Figure 5.

Design and evaluation of protein-responsive circRNA switches. (A) Investigation of effective position for the protein-binding motif (aptamer) insertion. Four different variants (variants 1–4) were designed by inserting MS2SL or U1A aptamer. Orange bases in MS2SL and U1A aptamer indicate that protein-binding region. (B) Fluorescent microscope images and scatter plots of flow cytometry evaluated by co-transfecting MS2CP or U1A-coding mRNA in HEK293FT. The scale bar at the fluorescent images indicates 200 μm. 0.3 pmol of each reporter mRNA and transfection control mRNA were transfected. 0.05 pmol of RBP (MS2CP or U1A)-coding mRNA was co-transfected for evaluation. (C) Optimization of the position for the motif-insertion. Additional variants were designed by inserting the motif at 20 nt (variant 5) or 98 nt (variant 6) downstream of the domain VII stem-loop.
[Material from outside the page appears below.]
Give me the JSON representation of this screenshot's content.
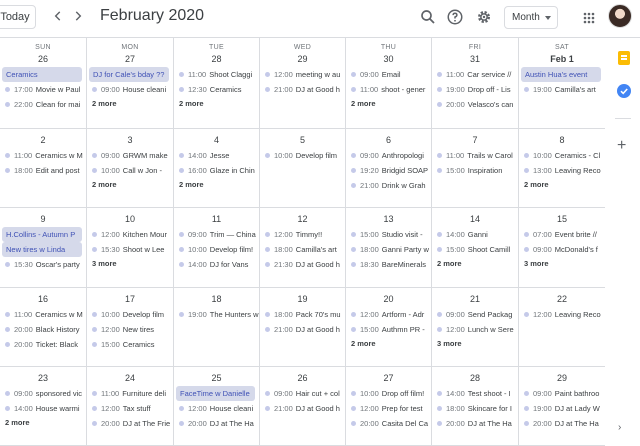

A-cap Linear EGFP with the variants was used for evaluation. 0.3 pmol of each reporter mRNA and transfection control mRNA were transfected. 0.05 pmol of RBP (MS2CP or U1A)-coding mRNA was co-transfected for evaluation. (D) Evaluation of U1A and MS2CP-responsive circRNA switches by using circRNA contexts in HEK293FT cells. 0.3 pmol of each reporter mRNA and transfection control mRNA were transfected. 0.05 pmol of MS2CP-coding mRNA or 0.15 pmol of U1A-coding mRNA was co-transfected for evaluation. All data in this figure are presented as mean ± SD, n = 3. Relative EGFP Expression was calculated by normalizing the sample without target protein-coding mRNA. The plots shown are representative data from three biological replicates. The vertical axis of the scatter plot shows the fluorescence intensity of EGFP, and the horizontal axis shows the fluorescence intensity of iRFP670.